For white women, a weight difference of about 64 pounds coincided with a 9 percent difference in income — equivalent to “roughly 1 and a half years of education or three years of work experience,” according to recent research by John Cawley, a professor at Cornell University.

Weight affects white women’s self-esteem more than it affects women of other races, Cawley’s study states.

Beauty is a nebulous concept, but it also might have real-world consequences. In her book “Survival of the Prettiest: The Science of Beauty,” Nancy Etcoff of Harvard Medical School describes lookism as a “silent” form of discrimination for both sexes.

Contrary to popular lore, a December 1994 article in American Economic Review found that appearance had a slightly greater impact on men’s earnings.

In terms of income, the prize for good looks is 5 percent, and the penalty for unattractiveness is 7 percent to 9 percent, according to the study.
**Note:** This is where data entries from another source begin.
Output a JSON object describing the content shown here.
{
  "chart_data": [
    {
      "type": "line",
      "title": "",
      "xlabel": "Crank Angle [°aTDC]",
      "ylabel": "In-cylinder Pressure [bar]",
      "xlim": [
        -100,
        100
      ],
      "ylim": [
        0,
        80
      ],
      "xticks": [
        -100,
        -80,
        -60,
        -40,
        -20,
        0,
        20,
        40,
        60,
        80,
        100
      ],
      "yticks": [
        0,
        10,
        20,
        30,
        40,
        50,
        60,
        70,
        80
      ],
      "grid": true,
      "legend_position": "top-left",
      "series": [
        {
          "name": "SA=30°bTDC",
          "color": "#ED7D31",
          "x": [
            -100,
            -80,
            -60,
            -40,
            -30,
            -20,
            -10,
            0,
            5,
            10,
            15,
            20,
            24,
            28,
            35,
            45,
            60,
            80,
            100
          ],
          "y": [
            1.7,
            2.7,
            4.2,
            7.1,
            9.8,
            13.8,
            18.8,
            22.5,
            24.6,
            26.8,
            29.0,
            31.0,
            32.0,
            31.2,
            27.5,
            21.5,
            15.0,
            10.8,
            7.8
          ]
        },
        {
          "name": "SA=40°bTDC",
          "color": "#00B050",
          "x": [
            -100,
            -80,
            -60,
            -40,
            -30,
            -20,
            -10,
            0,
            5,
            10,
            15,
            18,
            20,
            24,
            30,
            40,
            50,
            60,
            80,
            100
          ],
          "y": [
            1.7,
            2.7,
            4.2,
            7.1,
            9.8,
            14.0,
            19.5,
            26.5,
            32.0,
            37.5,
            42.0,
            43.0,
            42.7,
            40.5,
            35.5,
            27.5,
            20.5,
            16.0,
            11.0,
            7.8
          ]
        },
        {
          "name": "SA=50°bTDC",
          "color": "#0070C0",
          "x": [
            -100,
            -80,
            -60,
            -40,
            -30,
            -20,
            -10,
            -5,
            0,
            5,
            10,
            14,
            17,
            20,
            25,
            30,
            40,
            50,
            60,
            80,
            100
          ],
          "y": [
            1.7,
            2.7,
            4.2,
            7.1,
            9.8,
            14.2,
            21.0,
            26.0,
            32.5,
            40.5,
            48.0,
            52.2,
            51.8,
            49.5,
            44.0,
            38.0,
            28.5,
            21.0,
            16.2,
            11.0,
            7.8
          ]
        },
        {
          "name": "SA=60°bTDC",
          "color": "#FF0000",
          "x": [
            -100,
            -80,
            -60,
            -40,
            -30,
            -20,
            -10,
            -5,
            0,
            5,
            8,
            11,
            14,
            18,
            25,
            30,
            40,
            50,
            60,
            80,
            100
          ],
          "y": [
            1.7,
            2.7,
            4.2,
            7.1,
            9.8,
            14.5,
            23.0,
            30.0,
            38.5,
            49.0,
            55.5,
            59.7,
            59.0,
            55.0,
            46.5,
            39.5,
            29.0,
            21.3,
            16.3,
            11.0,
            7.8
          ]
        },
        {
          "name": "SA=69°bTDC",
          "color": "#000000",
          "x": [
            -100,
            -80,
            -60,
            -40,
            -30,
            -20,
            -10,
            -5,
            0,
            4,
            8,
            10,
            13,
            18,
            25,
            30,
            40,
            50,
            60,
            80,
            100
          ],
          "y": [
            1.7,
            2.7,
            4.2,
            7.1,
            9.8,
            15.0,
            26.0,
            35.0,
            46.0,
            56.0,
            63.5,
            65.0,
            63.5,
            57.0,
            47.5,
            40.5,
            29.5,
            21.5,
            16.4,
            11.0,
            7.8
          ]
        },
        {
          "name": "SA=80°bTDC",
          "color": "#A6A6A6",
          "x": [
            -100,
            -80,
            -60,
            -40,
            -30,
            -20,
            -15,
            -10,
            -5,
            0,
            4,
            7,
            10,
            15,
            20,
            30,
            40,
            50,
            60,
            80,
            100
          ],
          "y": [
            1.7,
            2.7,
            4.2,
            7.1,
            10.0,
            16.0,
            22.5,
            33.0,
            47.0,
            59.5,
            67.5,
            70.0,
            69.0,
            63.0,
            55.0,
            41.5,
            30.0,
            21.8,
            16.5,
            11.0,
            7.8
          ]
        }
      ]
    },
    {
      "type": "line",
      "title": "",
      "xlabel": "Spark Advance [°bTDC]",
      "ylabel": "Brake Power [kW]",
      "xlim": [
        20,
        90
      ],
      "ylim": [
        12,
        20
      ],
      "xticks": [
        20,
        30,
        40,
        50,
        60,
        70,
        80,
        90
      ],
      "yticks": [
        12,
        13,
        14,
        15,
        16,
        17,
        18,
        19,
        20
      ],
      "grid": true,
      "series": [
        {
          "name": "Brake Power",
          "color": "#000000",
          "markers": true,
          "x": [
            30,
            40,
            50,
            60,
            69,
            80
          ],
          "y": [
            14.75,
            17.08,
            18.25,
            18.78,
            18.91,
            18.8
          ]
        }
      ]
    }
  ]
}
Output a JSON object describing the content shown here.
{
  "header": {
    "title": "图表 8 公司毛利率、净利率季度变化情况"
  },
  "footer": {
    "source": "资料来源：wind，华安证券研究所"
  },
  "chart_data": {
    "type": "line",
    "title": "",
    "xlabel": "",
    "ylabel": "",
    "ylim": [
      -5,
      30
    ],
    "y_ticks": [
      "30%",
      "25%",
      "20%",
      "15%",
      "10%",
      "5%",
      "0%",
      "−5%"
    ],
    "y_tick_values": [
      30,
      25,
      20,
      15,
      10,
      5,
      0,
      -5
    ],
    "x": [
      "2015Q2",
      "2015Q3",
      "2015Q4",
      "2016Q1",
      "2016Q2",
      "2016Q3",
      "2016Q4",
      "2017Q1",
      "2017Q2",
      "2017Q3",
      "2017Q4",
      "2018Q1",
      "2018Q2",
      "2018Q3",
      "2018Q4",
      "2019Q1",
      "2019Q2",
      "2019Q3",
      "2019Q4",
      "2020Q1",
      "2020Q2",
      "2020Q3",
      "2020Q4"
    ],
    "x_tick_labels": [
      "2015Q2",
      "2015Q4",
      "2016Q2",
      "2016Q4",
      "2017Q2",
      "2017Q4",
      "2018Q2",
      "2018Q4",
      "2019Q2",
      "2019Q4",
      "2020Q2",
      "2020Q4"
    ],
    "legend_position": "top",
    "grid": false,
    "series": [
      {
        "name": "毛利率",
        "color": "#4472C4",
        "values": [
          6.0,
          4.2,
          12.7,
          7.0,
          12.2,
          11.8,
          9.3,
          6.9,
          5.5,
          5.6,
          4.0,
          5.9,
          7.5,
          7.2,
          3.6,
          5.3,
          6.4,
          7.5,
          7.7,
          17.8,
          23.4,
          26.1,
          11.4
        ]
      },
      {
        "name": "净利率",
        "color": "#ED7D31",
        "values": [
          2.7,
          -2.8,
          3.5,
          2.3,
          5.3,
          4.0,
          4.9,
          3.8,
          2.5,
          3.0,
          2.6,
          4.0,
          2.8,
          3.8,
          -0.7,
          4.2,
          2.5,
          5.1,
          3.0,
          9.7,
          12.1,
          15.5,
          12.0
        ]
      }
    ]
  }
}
For women, beauty is a double-edged sword.

“A good-looking woman with high career aspirations may be penalized for her looks because she is assumed to be ‘too feminine’ to do a high-powered job efficiently,” Etcoff wrote in her book.

Sean Marimpietri, a senior linguistics and anthropology major, said he expects the importance of looks to depend on the type of job.

He said he might have experienced lookism at career fairs.

“I wish they’d listen to my words and not my clothes,” he said.

Marimpietri appears to consider race and gender bigger factors, calling discrimination a “sad truth.”

While he himself is “of a type who won’t be discriminated against,” he said he won’t write it off as someone else’s problem.

“I can have a watchdog effect. … I’ll be vigilant about it.”